The dispute is simple on its face and tangled in practice: Corey has said his medical bills climbed into six figures, that he drained his savings and that his father paid “at least half” of those bills as a loan he intended to repay. Rick has offered a different account, saying, “As far as I know, I paid all of Corey’s medical bills long before he put the GoFundMe out, ” and stressing that his adult son is responsible for his finances.

The fundraiser — set up by Corey’s friend Aron Chambers — was described as raising emergency funds for more than $100, 000 in medical bills and related costs after the crash. While the campaign had a stated goal and had drawn donations, questions have focused on what the money is meant to cover if medical bills were already settled, and whether the shortfall reflects unpaid hospital invoices, lost wages during recovery, rent and medication expenses, or loans from family and friends.

Voices in the middle: family, friends and a representative

Corey himself has been candid about his state, saying he had just $400 left in his bank account after treatment and that he feared he would die while hospitalized. “I’m just going to die out here, ” he said of a night in a Mexican hospital where surgeons drained blood and treated internal injuries. A friend launched the gofundme, noting multiple surgeries, a punctured lung and a long recovery that left Corey unable to work and months behind on rent.

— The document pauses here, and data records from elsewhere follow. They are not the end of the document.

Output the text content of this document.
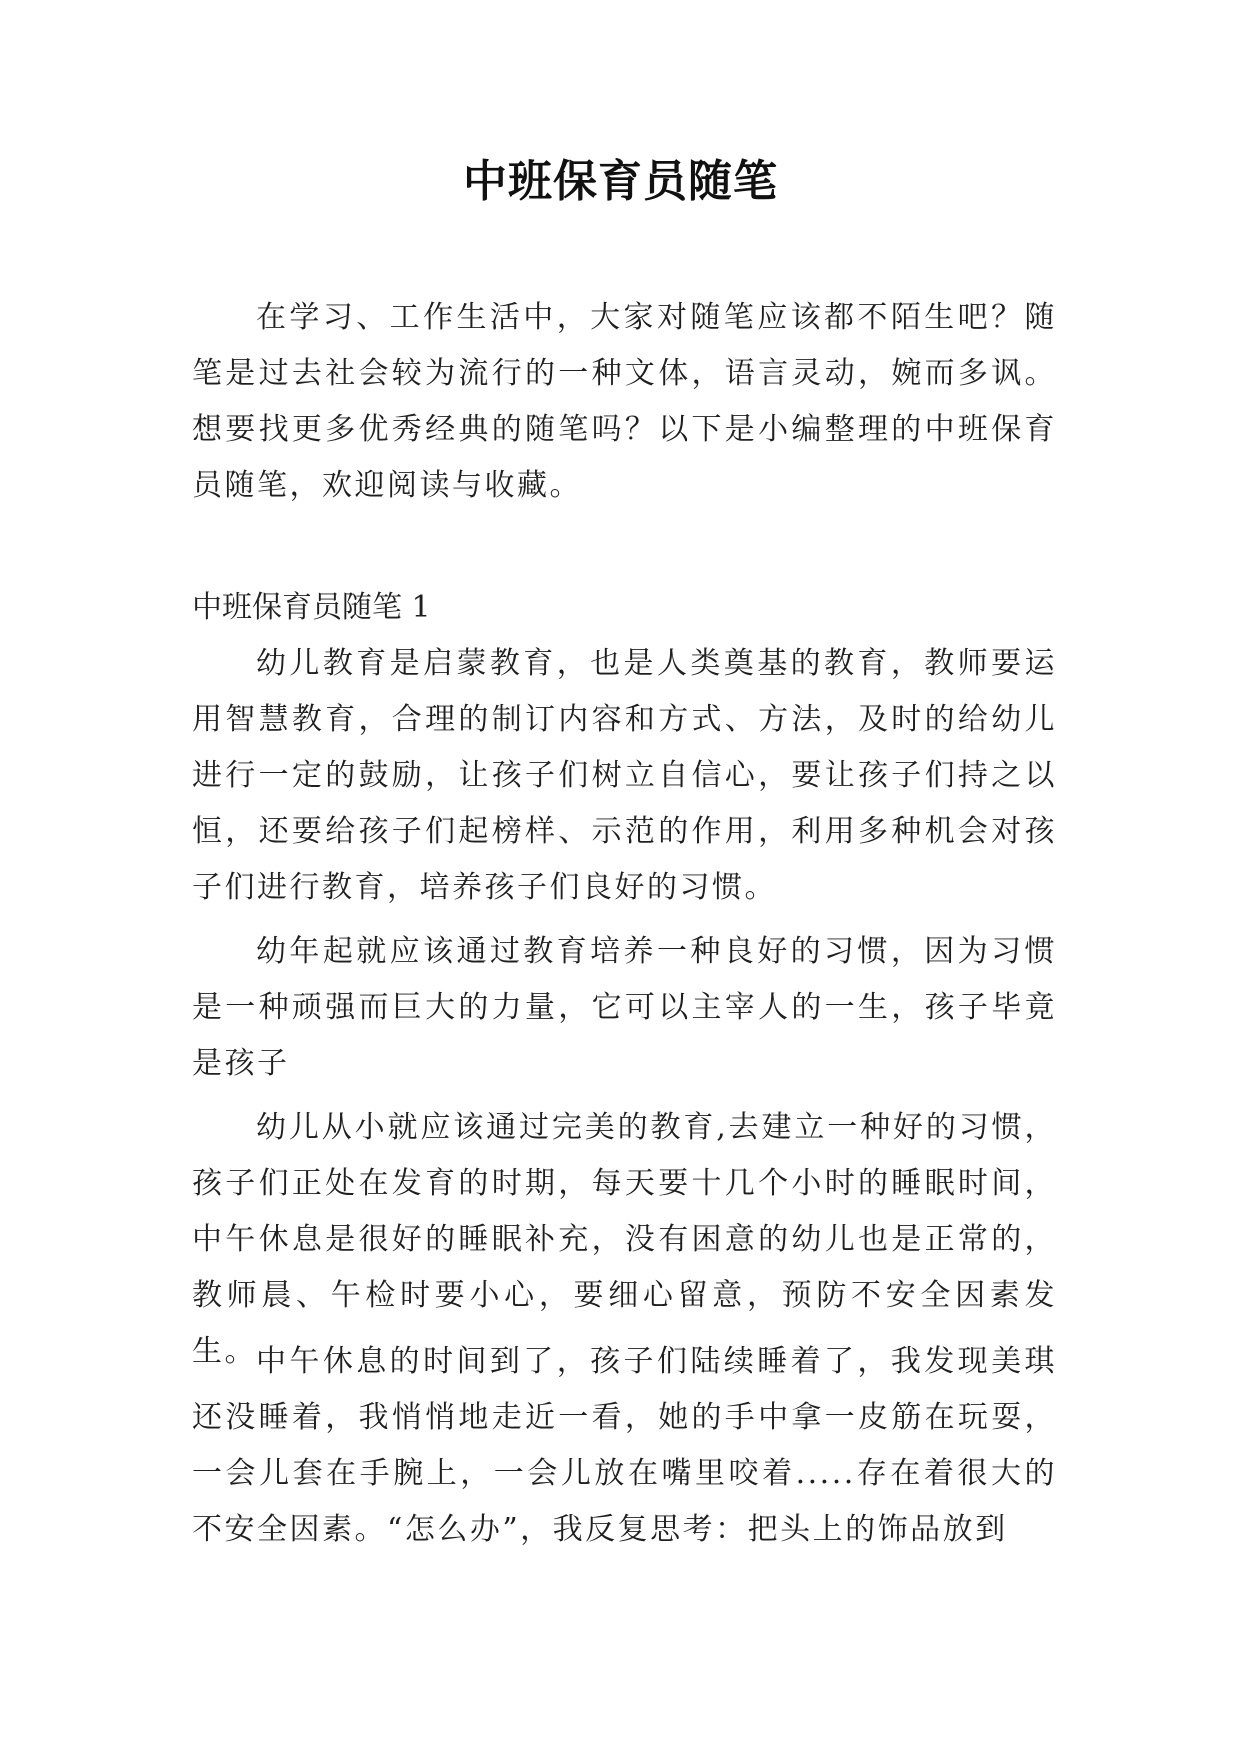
中班保育员随笔

在学习、工作生活中，大家对随笔应该都不陌生吧？随笔是过去社会较为流行的一种文体，语言灵动，婉而多讽。想要找更多优秀经典的随笔吗？以下是小编整理的中班保育员随笔，欢迎阅读与收藏。

中班保育员随笔 1

幼儿教育是启蒙教育，也是人类奠基的教育，教师要运用智慧教育，合理的制订内容和方式、方法，及时的给幼儿进行一定的鼓励，让孩子们树立自信心，要让孩子们持之以恒，还要给孩子们起榜样、示范的作用，利用多种机会对孩子们进行教育，培养孩子们良好的习惯。

幼年起就应该通过教育培养一种良好的习惯，因为习惯是一种顽强而巨大的力量，它可以主宰人的一生，孩子毕竟是孩子

幼儿从小就应该通过完美的教育,去建立一种好的习惯，孩子们正处在发育的时期，每天要十几个小时的睡眠时间，中午休息是很好的睡眠补充，没有困意的幼儿也是正常的，教师晨、午检时要小心，要细心留意，预防不安全因素发生。 中午休息的时间到了，孩子们陆续睡着了，我发现美琪还没睡着，我悄悄地走近一看，她的手中拿一皮筋在玩耍，一会儿套在手腕上，一会儿放在嘴里咬着.....存在着很大的不安全因素。“怎么办”，我反复思考：把头上的饰品放到
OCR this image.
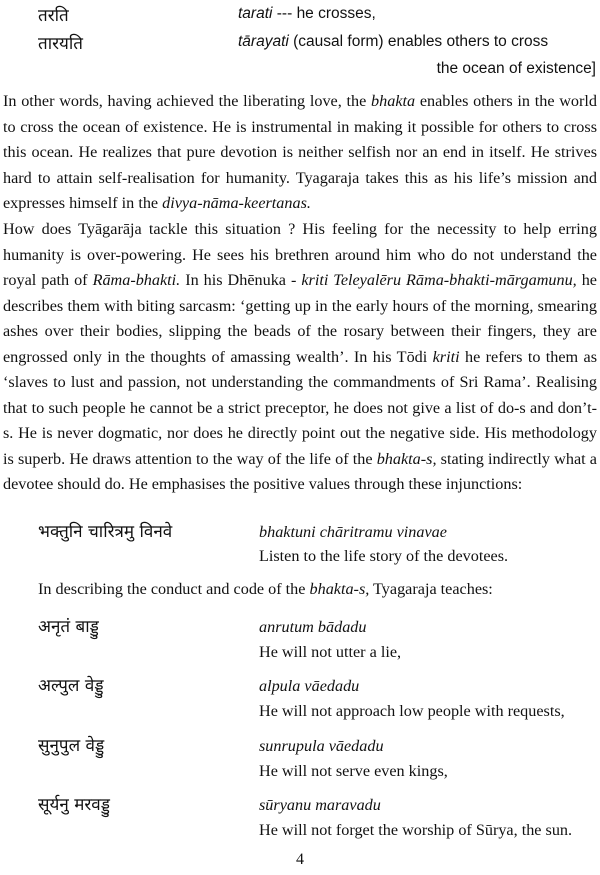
तरति	tarati --- he crosses,
तारयति	tārayati (causal form) enables others to cross
the ocean of existence]

In other words, having achieved the liberating love, the bhakta enables others in the world to cross the ocean of existence. He is instrumental in making it possible for others to cross this ocean. He realizes that pure devotion is neither selfish nor an end in itself. He strives hard to attain self-realisation for humanity. Tyagaraja takes this as his life’s mission and expresses himself in the divya-nāma-keertanas.

How does Tyāgarāja tackle this situation ? His feeling for the necessity to help erring humanity is over-powering. He sees his brethren around him who do not understand the royal path of Rāma-bhakti. In his Dhēnuka - kriti Teleyalēru Rāma-bhakti-mārgamunu, he describes them with biting sarcasm: ‘getting up in the early hours of the morning, smearing ashes over their bodies, slipping the beads of the rosary between their fingers, they are engrossed only in the thoughts of amassing wealth’. In his Tōdi kriti he refers to them as ‘slaves to lust and passion, not understanding the commandments of Sri Rama’. Realising that to such people he cannot be a strict preceptor, he does not give a list of do-s and don’t-s. He is never dogmatic, nor does he directly point out the negative side. His methodology is superb. He draws attention to the way of the life of the bhakta-s, stating indirectly what a devotee should do. He emphasises the positive values through these injunctions:

भक्तुनि चारित्रमु विनवे	bhaktuni chāritramu vinavae
Listen to the life story of the devotees.
In describing the conduct and code of the bhakta-s, Tyagaraja teaches:
अनृतं बाड्डु	anrutum bādadu
He will not utter a lie,
अल्पुल वेड्डु	alpula vāedadu
He will not approach low people with requests,
सुनुपुल वेड्डु	sunrupula vāedadu
He will not serve even kings,
सूर्यनु मरवड्डु	sūryanu maravadu
He will not forget the worship of Sūrya, the sun.
4
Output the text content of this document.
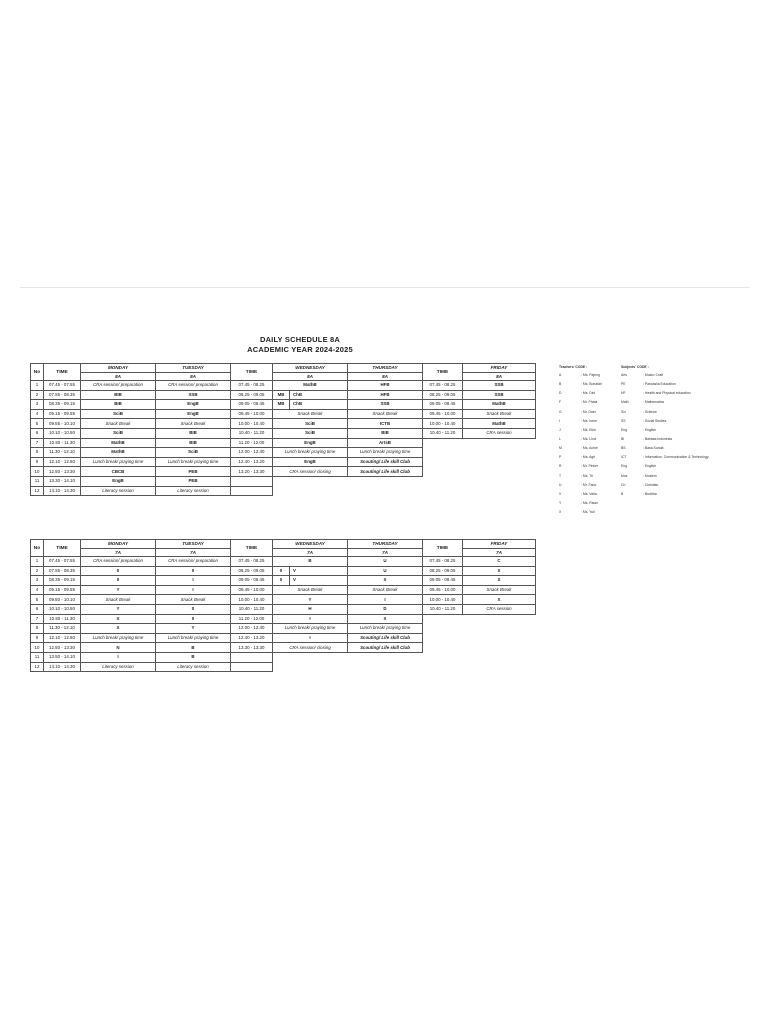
DAILY SCHEDULE 8A
ACADEMIC YEAR 2024-2025
No	TIME	MONDAY	TUESDAY	TIME	WEDNESDAY		THURSDAY	TIME	FRIDAY
		8A	8A		8A		8A		8A
1	07.45 - 07.55	CRA session/ preparation	CRA session/ preparation	07.45 - 08.25	MathB		HFB	07.45 - 08.25	SSB
2	07.55 - 08.35	BIB	SSB	08.25 - 09.05	MB	ChB	HFB	08.25 - 09.05	SSB
3	08.35 - 09.15	BIB	EngB	09.05 - 09.45	MB	ChB	SSB	09.05 - 09.45	MathB
4	09.15 - 09.55	SciB	EngB	09.45 - 10.00	Snack Break		Snack Break	09.45 - 10.00	Snack Break
5	09.55 - 10.10	Snack Break	Snack Break	10.00 - 10.40	SciB		ICTB	10.00 - 10.40	MathB
6	10.10 - 10.50	SciB	BIB	10.40 - 11.20	SciB		BIB	10.40 - 11.20	CRA session
7	10.50 - 11.30	MathB	BIB	11.20 - 12.00	EngB		ArtsB		
8	11.30 - 12.10	MathB	SciB	12.00 - 12.40	Lunch break/ praying time		Lunch break/ praying time		
9	12.10 - 12.50	Lunch break/ praying time	Lunch break/ praying time	12.40 - 13.20	EngB		Scouting/ Life skill Club		
10	12.50 - 13.30	CBCB	PEB	13.20 - 13.30	CRA session/ closing		Scouting/ Life skill Club		
11	13.30 - 14.10	EngB	PEB						
12	14.10 - 14.30	Literacy session	Literacy session						
No	TIME	MONDAY	TUESDAY	TIME	WEDNESDAY		THURSDAY	TIME	FRIDAY
		7A	7A		7A		7A		7A
1	07.45 - 07.55	CRA session/ preparation	CRA session/ preparation	07.45 - 08.25	B		U	07.45 - 08.25	C
2	07.55 - 08.35	0	0	08.25 - 09.05	0	V	U	08.25 - 09.05	X
3	08.35 - 09.15	0	I	09.05 - 09.45	0	V	X	09.05 - 09.45	X
4	09.15 - 09.55	Y	I	09.45 - 10.00	Snack Break		Snack Break	09.45 - 10.00	Snack Break
5	09.50 - 10.10	Snack Break	Snack Break	10.00 - 10.40	Y		I	10.00 - 10.40	X
6	10.10 - 10.50	Y	0	10.40 - 11.20	H		D	10.40 - 11.20	CRA session
7	10.50 - 11.30	X	0	11.20 - 12.00	I		X		
8	11.30 - 12.10	X	Y	12.00 - 12.40	Lunch break/ praying time		Lunch break/ praying time		
9	12.10 - 12.50	Lunch break/ praying time	Lunch break/ praying time	12.40 - 13.20	I		Scouting/ Life skill Club		
10	12.50 - 13.30	N	B	13.30 - 13.30	CRA session/ closing		Scouting/ Life skill Club		
11	13.50 - 14.10	I	B						
12	14.10 - 14.30	Literacy session	Literacy session						
Teachers' CODE :
A	: Ms. Pajeng
B	: Ms. Bonafair
D	: Ms. Dini
F	: Mr. Phala
G	: Mr. Daer
I	: Ms. Irene
J	: Ms. Ekin
L	: Ms. Linci
M	: Ms. Acme
P	: Ms. Agri
R	: Mr. Pinker
T	: Ms. Tri
U	: Mr. Fano
V	: Ms. Valia
Y	: Ms. Risan
X	: Ms. Yuli
Subjects' CODE :
Arts	: Music/ Craft
PE	: Pancasila Education
HF	: Health and Physical education
Math	: Mathematics
Sci	: Science
SS	: Social Studies
Eng	: English
BI	: Bahasa Indonesia
BS	: Basa Sunda
ICT	: Information, Communication & Technology
Eng	: English
Mos	: Moslem
Ch	: Christian
B	: Buddha
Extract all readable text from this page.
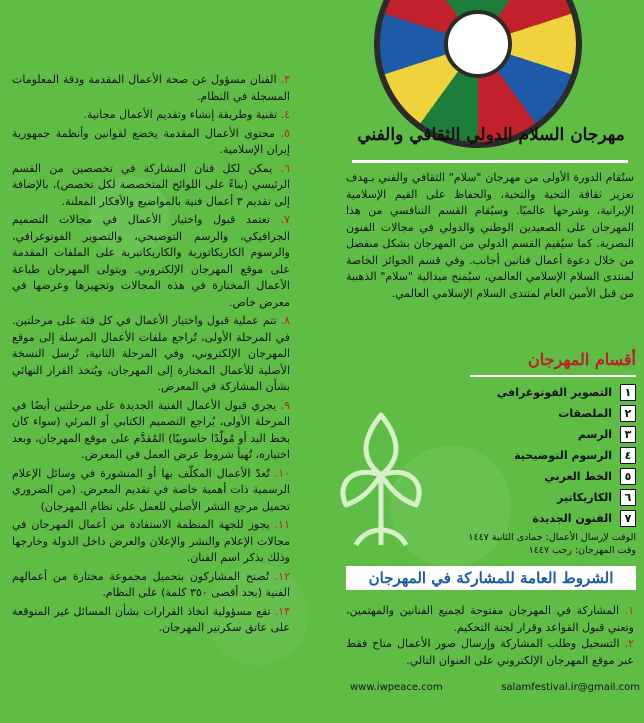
٣. الفنان مسؤول عن صحة الأعمال المقدمة ودقة المعلومات المسجلة في النظام.

٤. تقنية وطريقة إنشاء وتقديم الأعمال مجانية.

٥. محتوى الأعمال المقدمة يخضع لقوانين وأنظمة جمهورية إيران الإسلامية.

٦. يمكن لكل فنان المشاركة في تخصصين من القسم الرئيسي (بناءً على اللوائح المتخصصة لكل تخصص)، بالإضافة إلى تقديم ٣ أعمال فنية بالمواضيع والأفكار المعلنة.

٧. تعتمد قبول واختيار الأعمال في مجالات التصميم الجرافيكي، والرسم التوضيحي، والتصوير الفوتوغرافي، والرسوم الكاريكاتورية والكاريكاتيرية على الملفات المقدمة على موقع المهرجان الإلكتروني. ويتولى المهرجان طباعة الأعمال المختارة في هذه المجالات وتجهيزها وعرضها في معرض خاص.

٨. تتم عملية قبول واختيار الأعمال في كل فئة على مرحلتين. في المرحلة الأولى، تُراجع ملفات الأعمال المرسلة إلى موقع المهرجان الإلكتروني، وفي المرحلة الثانية، تُرسل النسخة الأصلية للأعمال المختارة إلى المهرجان، ويُتخذ القرار النهائي بشأن المشاركة في المعرض.

٩. يجري قبول الأعمال الفنية الجديدة على مرحلتين أيضًا في المرحلة الأولى، يُراجع التصميم الكتابي أو المرئي (سواء كان بخط اليد أو مُولّدًا حاسوبيًا) المُقدَّم على موقع المهرجان، وبعد اختياره، تُهيأ شروط عرض العمل في المعرض.

١٠. تُعدّ الأعمال المكلّف بها أو المنشورة في وسائل الإعلام الرسمية ذات أهمية خاصة في تقديم المعرض. (من الضروري تحميل مرجع النشر الأصلي للعمل على نظام المهرجان)

١١. يجوز للجهة المنظمة الاستفادة من أعمال المهرجان في مجالات الإعلام والنشر والإعلان والعرض داخل الدولة وخارجها وذلك بذكر اسم الفنان.

١٢. تُصنح المشاركون بتحميل مجموعة مختارة من أعمالهم الفنية (بحد أقصى ٣٥٠ كلمة) على النظام.

١٣. تقع مسؤولية اتخاذ القرارات بشأن المسائل غير المتوقعة على عاتق سكرتير المهرجان.

مهرجان السلام الدولي الثقافي والفني
ستُقام الدورة الأولى من مهرجان "سلام" الثقافي والفني بـهدف تعزيز ثقافة التحية والتحية، والحفاظ على القيم الإسلامية الإيرانية، وشرحها عالميًا. وسيُقام القسم التنافسي من هذا المهرجان على الصعيدين الوطني والدولي في مجالات الفنون البصرية. كما سيُقيم القسم الدولي من المهرجان بشكل منفصل من خلال دعوة أعمال فنانين أجانب. وفي قسم الجوائز الخاصة لمنتدى السلام الإسلامي العالمي، سيُمنح ميدالية "سلام" الذهبية من قبل الأمين العام لمنتدى السلام الإسلامي العالمي.
أقسام المهرجان
١
التصوير الفوتوغرافي
٢
الملصقات
٣
الرسم
٤
الرسوم التوضيحية
٥
الخط العربي
٦
الكاريكاتير
٧
الفنون الجديدة
الوقت لإرسال الأعمال: جمادى الثانية ١٤٤٧
وقت المهرجان: رجب ١٤٤٧
الشروط العامة للمشاركة في المهرجان

١. المشاركة في المهرجان مفتوحة لجميع الفنانين والمهتمين، وتعني قبول القواعد وقرار لجنة التحكيم.

٢. التسجيل وطلب المشاركة وإرسال صور الأعمال متاح فقط عبر موقع المهرجان الإلكتروني على العنوان التالي.

www.iwpeace.com	salamfestival.ir@gmail.com
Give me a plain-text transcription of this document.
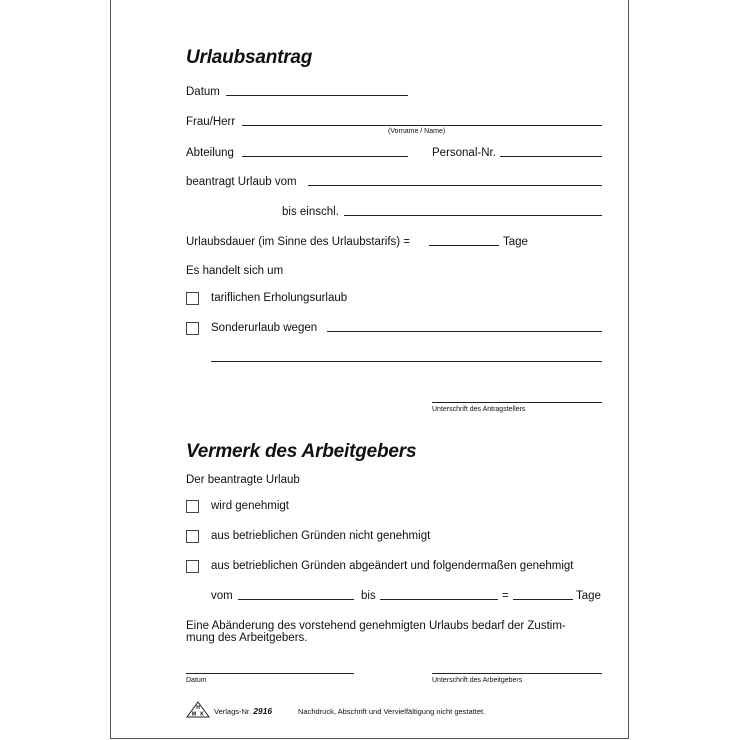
Urlaubsantrag
Datum
Frau/Herr
(Vorname / Name)
Abteilung	Personal-Nr.
beantragt Urlaub vom
bis einschl.
Urlaubsdauer (im Sinne des Urlaubstarifs) =	Tage
Es handelt sich um
tariflichen Erholungsurlaub
Sonderurlaub wegen
Unterschrift des Antragstellers
Vermerk des Arbeitgebers
Der beantragte Urlaub
wird genehmigt
aus betrieblichen Gründen nicht genehmigt
aus betrieblichen Gründen abgeändert und folgendermaßen genehmigt
vom	bis	=	Tage
Eine Abänderung des vorstehend genehmigten Urlaubs bedarf der Zustim-
mung des Arbeitgebers.
Datum	Unterschrift des Arbeitgebers
H
M K Verlags-Nr. 2916	Nachdruck, Abschrift und Vervielfältigung nicht gestattet.
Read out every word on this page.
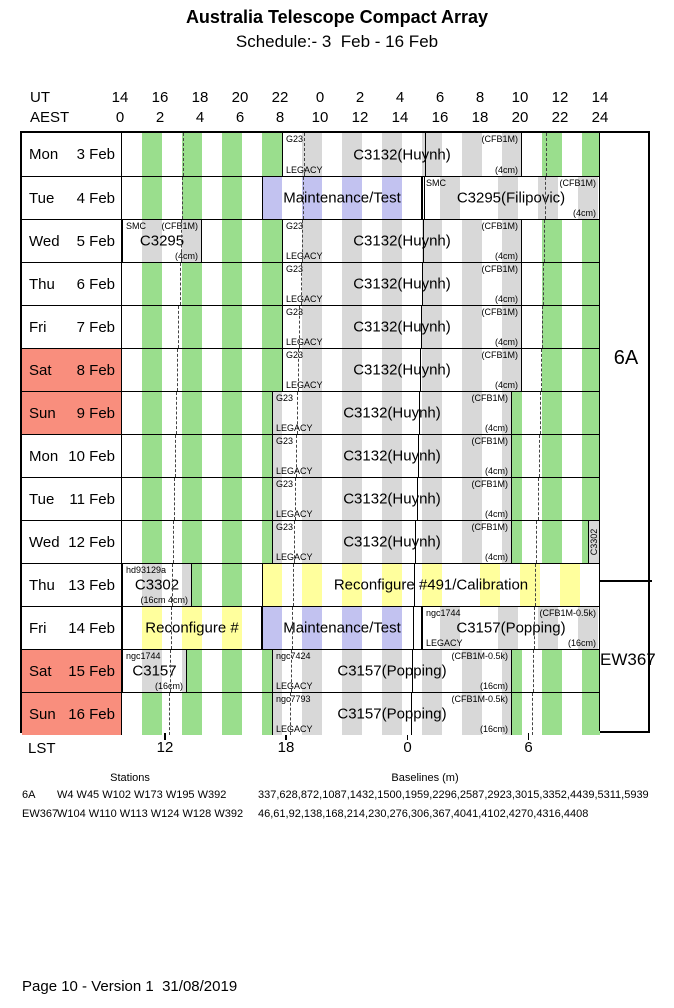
Australia Telescope Compact Array
Schedule:- 3  Feb - 16 Feb
UT
AEST
14 16 18 20 22 0 2 4 6 8 10 12 14
0 2 4 6 8 10 12 14 16 18 20 22 24
Mon 3 Feb	C3132(Huynh)
G23
LEGACY
(CFB1M)
(4cm)
Tue 4 Feb	Maintenance/Test	C3295(Filipovic)
SMC	(CFB1M)
(4cm)
Wed 5 Feb	C3295
SMC (CFB1M)
(4cm)
C3132(Huynh)
G23
LEGACY
(CFB1M)
(4cm)
Thu 6 Feb	C3132(Huynh)
G23
LEGACY
(CFB1M)
(4cm)
Fri 7 Feb	C3132(Huynh)
G23
LEGACY
(CFB1M)
(4cm)
Sat 8 Feb	C3132(Huynh)
G23
LEGACY
(CFB1M)
(4cm)
Sun 9 Feb	C3132(Huynh)
G23
LEGACY
(CFB1M)
(4cm)
Mon 10 Feb	C3132(Huynh)
G23
LEGACY
(CFB1M)
(4cm)
Tue 11 Feb	C3132(Huynh)
G23
LEGACY
(CFB1M)
(4cm)
Wed 12 Feb	C3132(Huynh)
G23
LEGACY
(CFB1M)
(4cm)
C3302
Thu 13 Feb	C3302
hd93129a
(16cm 4cm)
Reconfigure #491/Calibration
Fri 14 Feb	Reconfigure #	Maintenance/Test	C3157(Popping)
ngc1744
LEGACY
(CFB1M-0.5k)
(16cm)
Sat 15 Feb	C3157
ngc1744
(16cm)
C3157(Popping)
ngc7424
LEGACY
(CFB1M-0.5k)
(16cm)
Sun 16 Feb	C3157(Popping)
ngc7793
LEGACY
(CFB1M-0.5k)
(16cm)
6A
EW367
LST	12	18	0	6
Stations	Baselines (m)
6A W4 W45 W102 W173 W195 W392	337,628,872,1087,1432,1500,1959,2296,2587,2923,3015,3352,4439,5311,5939
EW367
W104 W110 W113 W124 W128 W392 46,61,92,138,168,214,230,276,306,367,4041,4102,4270,4316,4408
Page 10 - Version 1  31/08/2019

Aron Chambers, who started the campaign, framed it as a lifeline: friends raising funds to cover mounting medical costs, lost income and ongoing care while Corey recuperates. Rick Harrison has been sharper in tone, saying, “He is a grown man in his 40’s and is responsible for how he handles his finances, ” and adding that while it’s “nice to be paid back, ” he had not set a repayment schedule.

The two public statements — one emphasizing unpaid obligations and personal financial strain, the other asserting that bills were paid in full — leave room for differing interpretations. One practical explanation drawn from the unfolding account is that medical billing across multiple facilities, especially in another country, can produce separate invoices and ancillary costs that are not captured by a single payment, leaving gaps between what a hospital marks as settled and what a patient still faces.

What is being done and what remains unresolved

Friends organized the gofundme to plug immediate holes: medication, rent, therapy and day-to-day needs while Corey cannot work. Rick has said he saw Corey in the hospital and has offered a curt reminder about adult responsibility; Corey has expressed love for his father while also saying he was warned for years about riding motorcycles. The family’s recent grief over the death of another son is part of the wider emotional context: Corey’s brother Adam died in 2024 from a fentanyl overdose, a loss Corey has referenced when discussing his reluctance to take heavy pain medication.

At present, the core questions remain factual and financial: which invoices remain unpaid, whether funds raised will be applied to medical care or living expenses, and how family loans — explicit or informal — will be accounted for in the months of recovery ahead. Donors and observers are left piecing together parallel accounts rather than a single, reconciled ledger.

Back on the recliner in Tulum, the messages — some offering money, others weighing in on the family dispute — continue to arrive. The gofundme that began as a local plea has become a public test of family narratives: one in which a son describes near-death and financial ruin, and a father insists the medical chapter was already paid. The money raised may ease daily burdens, but the differing versions of who paid what leave a strain that no donation alone will immediately resolve.